Another panel, titled “Financing Iranian business deals,” included a presentation by Sabine Hummerich, who was listed as the representative of Bank Melli — Iran’s largest bank, and one which is fully owned by the Iranian government. The bank boasts that its German subsidiary in Hamburg increased its net income by 33 percent during 2007-08. On Sept. 25, 2007, the State Department announced regulations barring American companies and individuals from doing business with Bank Melli because of its role in providing banking services “to entities involved in Iran’s nuclear and ballistic missile programs.” It also said, “Through its role as a financial conduit, Bank Melli has facilitated numerous purchases of sensitive materials for Iran’s nuclear and ballistic missile programs.”
Between 2002 and 2006, Bank Melli was used to send at least $100 million to the Qods Force, which conducts special operations for Iran’s Islamic Revolutionary Guard Corps (IRGC). As the State Department noted in announcing sanctions against Bank Melli: “The IRGC is one of the primary regime organizations tied to developing and testing the Shahab-3. … The IRGC has been outspoken about its willingness to proliferate missiles capable of carrying WMD.” Since that time, U.S. military forces in Iraq have captured numerous members of the IRGC and the Qods Force — suspects who crossed the border to kill and maim Iraqis and American soldiers.
Meanwhile, a palpable WMD fatigue has overcome Washington. The lack of compelling weapons finds in Iraq seems to have blinded the policy community to the growing evidence of an ongoing weapons program in Iran. Some policy makers secretly hope that Israel will find a way to solve the problem militarily, or at least kick it further down the road. Others envision a “grand bargain” that will convince Tehran to trade away the nuclear option in return for vaguely defined benefits of American goodwill. Still others suggest that the entire counter-proliferation enterprise is dead, and that the U.S. should erect a diplomatic structure to contain an inevitably nuclear Iran. There are several drawbacks to this approach. Primarily, there is the notion that a nuclear-armed Iran would not alter the strategic equation because Tehran would be deterred the same way Moscow was. Iran is not seeking a nuclear capability in order to be deterred; it is seeking it to deter us. Once assured that the United States will no longer be able to threaten the survival of the Islamic revolution, Iran will feel more confident in seeking other means to expand its sphere of influence - just as the Soviet Union did.
Yet there is no noticeable urgency on the part of the current U.S. administration to confront this issue with the seriousness it deserves.
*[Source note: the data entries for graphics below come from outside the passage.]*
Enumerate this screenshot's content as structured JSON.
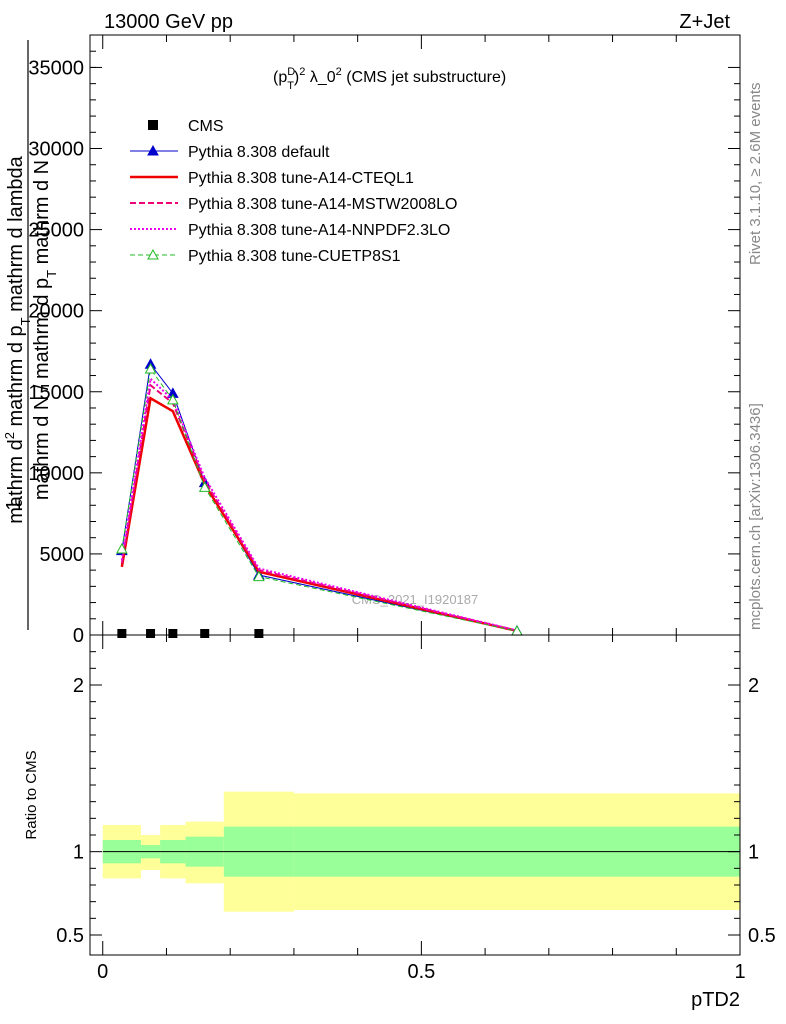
{
  "header": {
    "energy_label": "13000 GeV pp",
    "process_label": "Z+Jet"
  },
  "side_labels": {
    "rivet": "Rivet 3.1.10, ≥ 2.6M events",
    "mcplots": "mcplots.cern.ch [arXiv:1306.3436]"
  },
  "watermark": "CMS_2021_I1920187",
  "chart_data": [
    {
      "type": "line",
      "title": "(p_T^D)^2 λ_0^2 (CMS jet substructure)",
      "title_parts": {
        "open": "(p",
        "sup_d": "D",
        "sub_t": "T",
        "close": ")",
        "sup_2a": "2",
        "mid": " λ_0",
        "sup_2b": "2",
        "tail": " (CMS jet substructure)"
      },
      "ylabel": {
        "numerator": "1",
        "denominator_main": "mathrm d N / mathrm d p",
        "denominator_sub": "T",
        "denominator_tail": " mathrm d N",
        "second_line_a": "mathrm d",
        "second_line_b": "2",
        "second_line_c": "mathrm d p",
        "second_line_d": "T",
        "second_line_e": " mathrm d lambda"
      },
      "ylim": [
        0,
        37000
      ],
      "xlim": [
        -0.02,
        1.0
      ],
      "yticks": [
        0,
        5000,
        10000,
        15000,
        20000,
        25000,
        30000,
        35000
      ],
      "ytick_labels": [
        "0",
        "5000",
        "10000",
        "15000",
        "20000",
        "25000",
        "30000",
        "35000"
      ],
      "legend_position": "top-left",
      "series": [
        {
          "name": "CMS",
          "color": "#000000",
          "style": "data",
          "x": [
            0.03,
            0.075,
            0.11,
            0.16,
            0.245
          ],
          "y": [
            0,
            0,
            0,
            0,
            0
          ]
        },
        {
          "name": "Pythia 8.308 default",
          "color": "#0000cc",
          "style": "solid-triangle",
          "x": [
            0.03,
            0.075,
            0.11,
            0.16,
            0.245,
            0.65
          ],
          "y": [
            5200,
            16700,
            14900,
            9400,
            3700,
            250
          ]
        },
        {
          "name": "Pythia 8.308 tune-A14-CTEQL1",
          "color": "#ee0000",
          "style": "thick-solid",
          "x": [
            0.03,
            0.075,
            0.11,
            0.16,
            0.245,
            0.65
          ],
          "y": [
            4200,
            14600,
            13800,
            9300,
            3900,
            250
          ]
        },
        {
          "name": "Pythia 8.308 tune-A14-MSTW2008LO",
          "color": "#ee0077",
          "style": "dashed",
          "x": [
            0.03,
            0.075,
            0.11,
            0.16,
            0.245,
            0.65
          ],
          "y": [
            4400,
            15400,
            14300,
            9500,
            4000,
            270
          ]
        },
        {
          "name": "Pythia 8.308 tune-A14-NNPDF2.3LO",
          "color": "#ee00ee",
          "style": "dotted",
          "x": [
            0.03,
            0.075,
            0.11,
            0.16,
            0.245,
            0.65
          ],
          "y": [
            4600,
            15800,
            14500,
            9700,
            4100,
            280
          ]
        },
        {
          "name": "Pythia 8.308 tune-CUETP8S1",
          "color": "#22bb22",
          "style": "dashed-triangle",
          "x": [
            0.03,
            0.075,
            0.11,
            0.16,
            0.245,
            0.65
          ],
          "y": [
            5300,
            16400,
            14500,
            9100,
            3600,
            240
          ]
        }
      ]
    },
    {
      "type": "area",
      "ylabel": "Ratio to CMS",
      "xlabel": "pTD2",
      "ylim": [
        0.38,
        2.3
      ],
      "xlim": [
        -0.02,
        1.0
      ],
      "yticks": [
        0.5,
        1,
        2
      ],
      "ytick_labels": [
        "0.5",
        "1",
        "2"
      ],
      "xticks": [
        0,
        0.5,
        1
      ],
      "xtick_labels": [
        "0",
        "0.5",
        "1"
      ],
      "reference_line": 1,
      "bands": {
        "bin_edges": [
          0,
          0.06,
          0.09,
          0.13,
          0.19,
          0.3,
          1.0
        ],
        "inner_low": [
          0.93,
          0.96,
          0.93,
          0.91,
          0.85,
          0.85
        ],
        "inner_high": [
          1.07,
          1.04,
          1.07,
          1.09,
          1.15,
          1.15
        ],
        "outer_low": [
          0.84,
          0.89,
          0.84,
          0.81,
          0.64,
          0.65
        ],
        "outer_high": [
          1.16,
          1.1,
          1.16,
          1.18,
          1.36,
          1.35
        ],
        "inner_color": "#99ff99",
        "outer_color": "#ffff99"
      }
    }
  ]
}
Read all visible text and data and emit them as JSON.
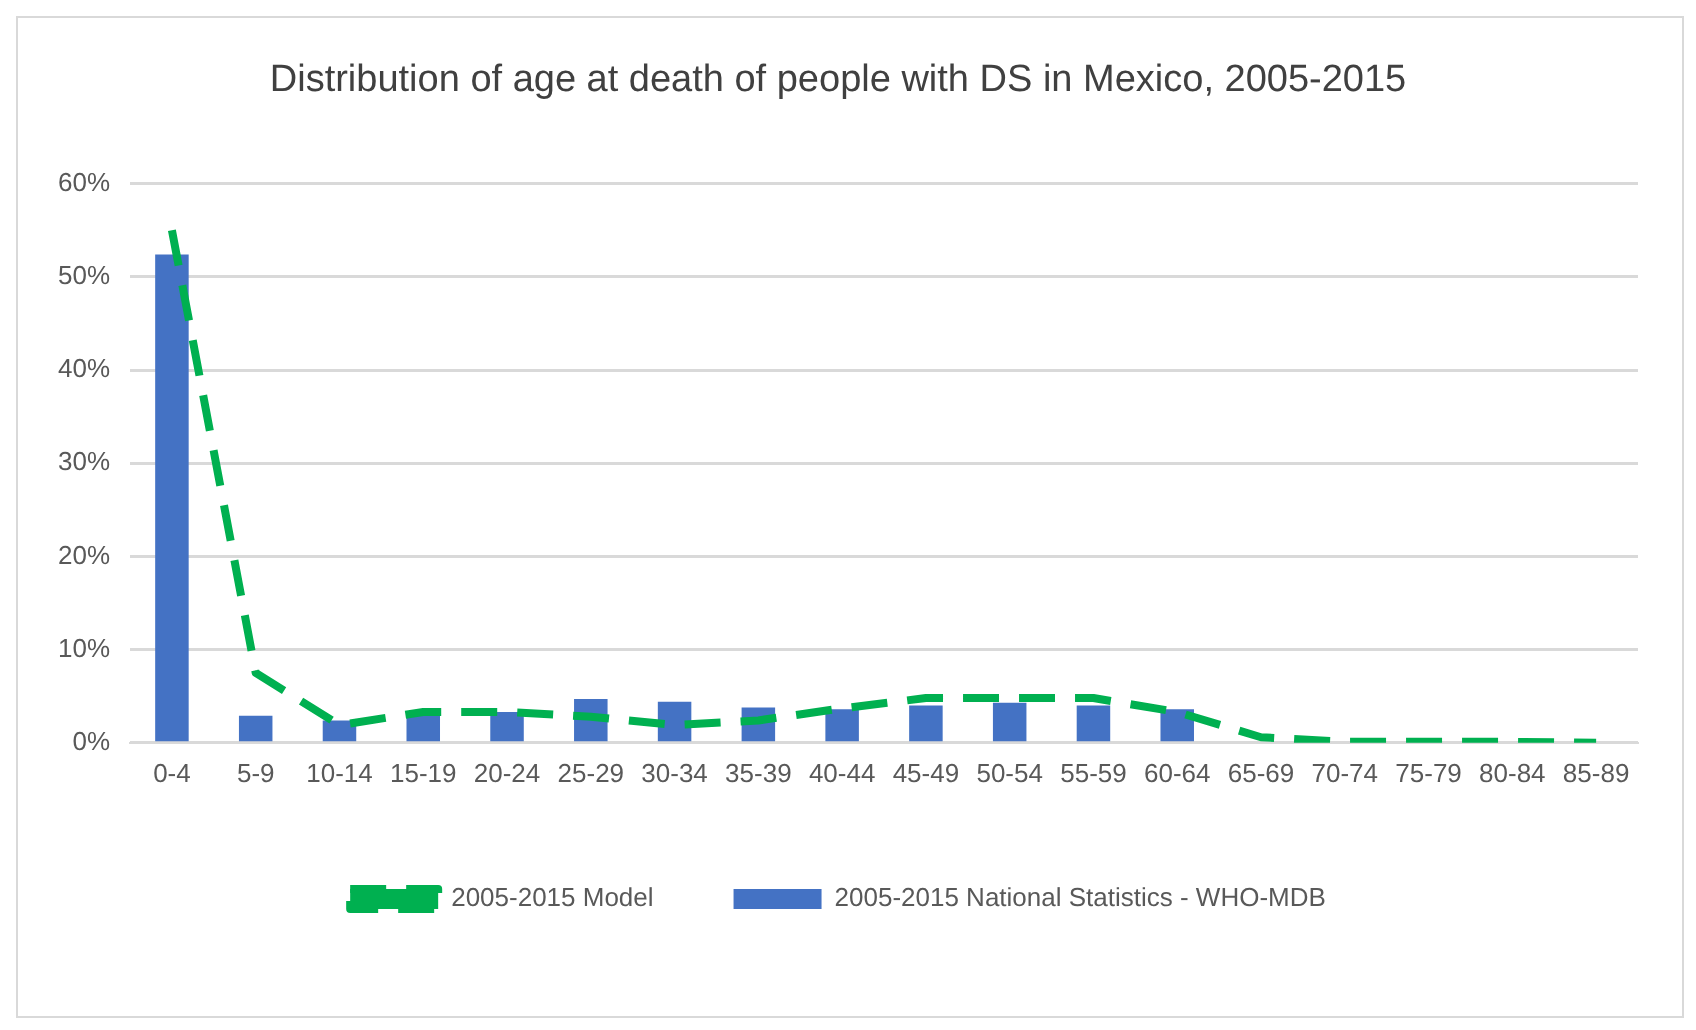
{
  "chart_data": {
    "type": "bar",
    "title": "Distribution of age at death of people with DS in Mexico, 2005-2015",
    "categories": [
      "0-4",
      "5-9",
      "10-14",
      "15-19",
      "20-24",
      "25-29",
      "30-34",
      "35-39",
      "40-44",
      "45-49",
      "50-54",
      "55-59",
      "60-64",
      "65-69",
      "70-74",
      "75-79",
      "80-84",
      "85-89"
    ],
    "series": [
      {
        "name": "2005-2015 National Statistics - WHO-MDB",
        "color": "#4472c4",
        "values": [
          52.4,
          2.9,
          2.4,
          3.3,
          3.3,
          4.7,
          4.4,
          3.8,
          3.6,
          4.0,
          4.3,
          4.0,
          3.6,
          0,
          0,
          0,
          0,
          0
        ]
      },
      {
        "name": "2005-2015 Model",
        "type": "line",
        "color": "#00b050",
        "line_style": "dashed",
        "marker": "none",
        "values": [
          55,
          7.5,
          1.9,
          3.3,
          3.3,
          2.8,
          1.9,
          2.4,
          3.7,
          4.8,
          4.8,
          4.8,
          3.3,
          0.6,
          0.1,
          0.1,
          0.1,
          0
        ]
      }
    ],
    "ylim": [
      0,
      60
    ],
    "yticks": [
      {
        "value": 0,
        "label": "0%"
      },
      {
        "value": 10,
        "label": "10%"
      },
      {
        "value": 20,
        "label": "20%"
      },
      {
        "value": 30,
        "label": "30%"
      },
      {
        "value": 40,
        "label": "40%"
      },
      {
        "value": 50,
        "label": "50%"
      },
      {
        "value": 60,
        "label": "60%"
      }
    ],
    "grid": "y",
    "legend": "bottom"
  }
}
Iran is not behaving like a power that is cowed by the prospect of international economic sanctions or military intervention; it doesn’t believe the former would be effective, or that the latter is possible. Iran is certain it can move forward on both the nuclear and missile fronts with impunity.
A nuclear-capable Iran armed with ICBMs could be only months away. Meanwhile Washington drifts, awaiting more compelling news to shake it from its lethargy.